Location of possible virulence functions on the Treponema pallidum chromosome. The different classes of functions discussed in the text and listed in Table 1 are shown. For surface proteins, those that are in the inner ring of functions are in some way implicated in infection (i.e. associated with pathogenic strains) while those in the outer ring are of less well known significance to infection.

3.2 tpr Genes: a treponeme-specific gene family

Of great interest is the presence of a family of 12 related genes (paralogs) encoding predicted products with similarity to the major surface (or sheath) protein (Msp) of Treponema denticola[35]. In fact, this is the only entry in genomic databases that shows similarity to these 12 predicted products, including the genome of B. burgdorferi, and thus this seems to be a treponeme-specific gene family. These genes have been called tpr genes (tprA–L).

The T. denticola Msp is abundant, highly immunogenic [3638], and forms a dense hexagonal array on the outer surface of the bacterium. Msp has been found to bind to fibronectin and laminin, and has porin-like activity [3537]. Although a similar surface array has not been found on T. pallidum, it is tempting to speculate that the predicted Tpr proteins of T. pallidum are surface-localized and may represent some of the elusive outer membrane proteins of the organism. These putative membrane proteins may thus function as porins and adhesins. The fact that there are multiple versions of these genes in T. pallidum may reflect an antigen variation system, common to pathogenic borreliae, Neisseria gonorrhoeae, Mycoplasma genitalium, and many other pathogenic bacteria and protozoa. The extent of sequence similarity between various members ranges from complete identity throughout the whole gene to much more modest similarities. The similar regions do not always encompass the entire gene so that some regions are identical, but others can be highly variable.

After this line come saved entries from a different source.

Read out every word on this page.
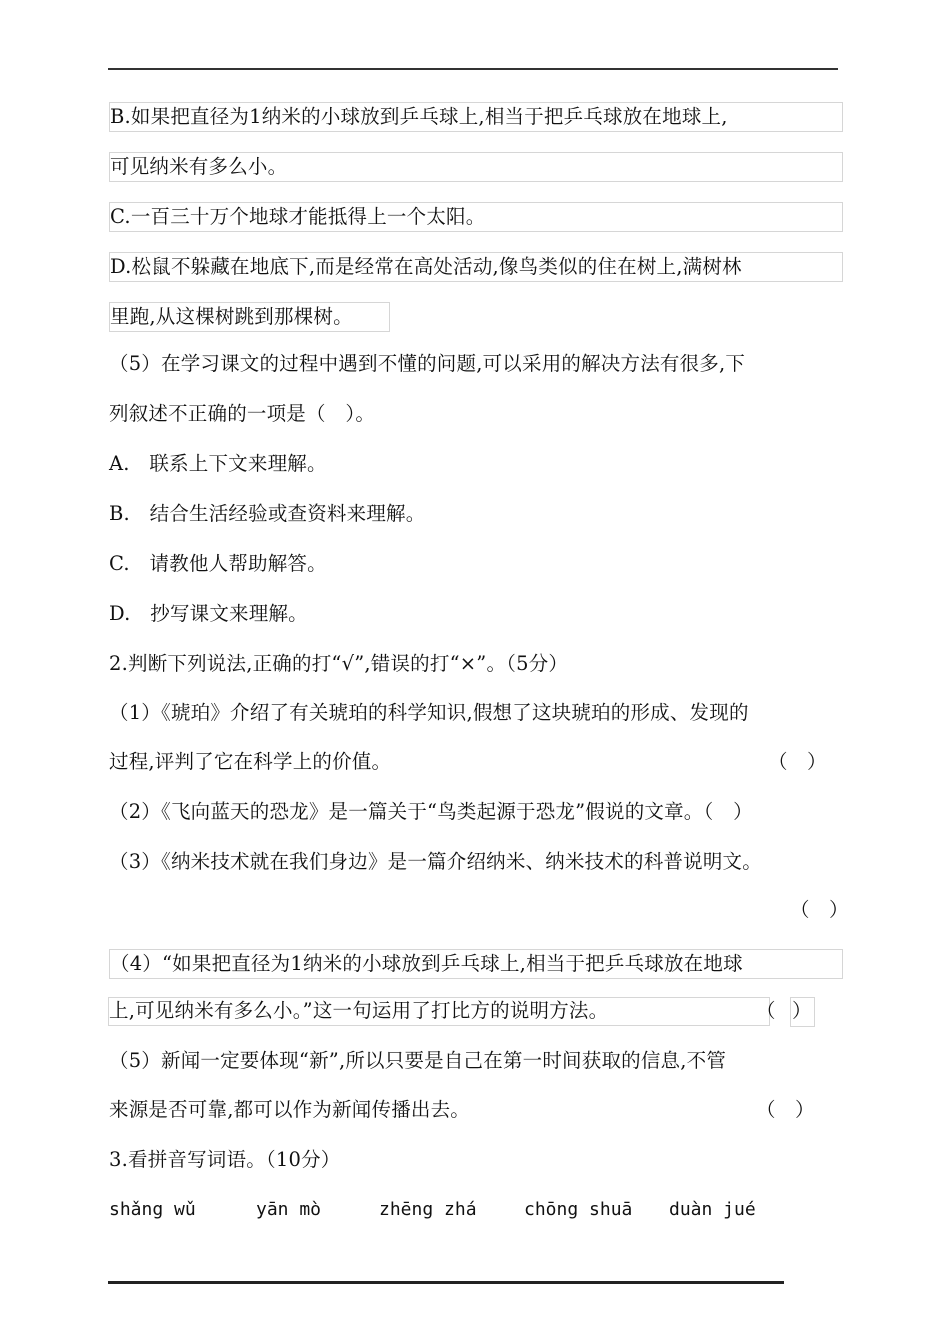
B.如果把直径为1纳米的小球放到乒乓球上,相当于把乒乓球放在地球上,
可见纳米有多么小。
C.一百三十万个地球才能抵得上一个太阳。
D.松鼠不躲藏在地底下,而是经常在高处活动,像鸟类似的住在树上,满树林
里跑,从这棵树跳到那棵树。
（5）在学习课文的过程中遇到不懂的问题,可以采用的解决方法有很多,下
列叙述不正确的一项是（　）。
A.　联系上下文来理解。
B.　结合生活经验或查资料来理解。
C.　请教他人帮助解答。
D.　抄写课文来理解。
2.判断下列说法,正确的打“√”,错误的打“×”。（5分）
（1）《琥珀》介绍了有关琥珀的科学知识,假想了这块琥珀的形成、发现的
过程,评判了它在科学上的价值。	（　）
（2）《飞向蓝天的恐龙》是一篇关于“鸟类起源于恐龙”假说的文章。（　）
（3）《纳米技术就在我们身边》是一篇介绍纳米、纳米技术的科普说明文。
（　）
（4）“如果把直径为1纳米的小球放到乒乓球上,相当于把乒乓球放在地球
上,可见纳米有多么小。”这一句运用了打比方的说明方法。	（ ）
（5）新闻一定要体现“新”,所以只要是自己在第一时间获取的信息,不管
来源是否可靠,都可以作为新闻传播出去。	（　）
3.看拼音写词语。（10分）
shǎng wǔ	yān mò	zhēng zhá	chōng shuā duàn jué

The individual or coordinate expression and regulation of the tpr genes is under investigation. Preliminary findings indicate all genes are expressed and that there are upstream sequences that could be involved in coordinate differential regulation (unpublished results). The tpr gene family in T. pallidum is reminiscent of a 32-member paralog family in Helicobacter pylori encoding outer membrane proteins (omp) [22]. The two gene families share features such as possible porin and adhesin functions. In addition, as in the H. pylori family, the T. pallidum tprA and tprF genes may contain frameshifts that could be corrected by slipped-strand mispairing during replication. Identification of the tpr family of putative outer membrane proteins is a major success of the genome project and may provide new targets for vaccine development.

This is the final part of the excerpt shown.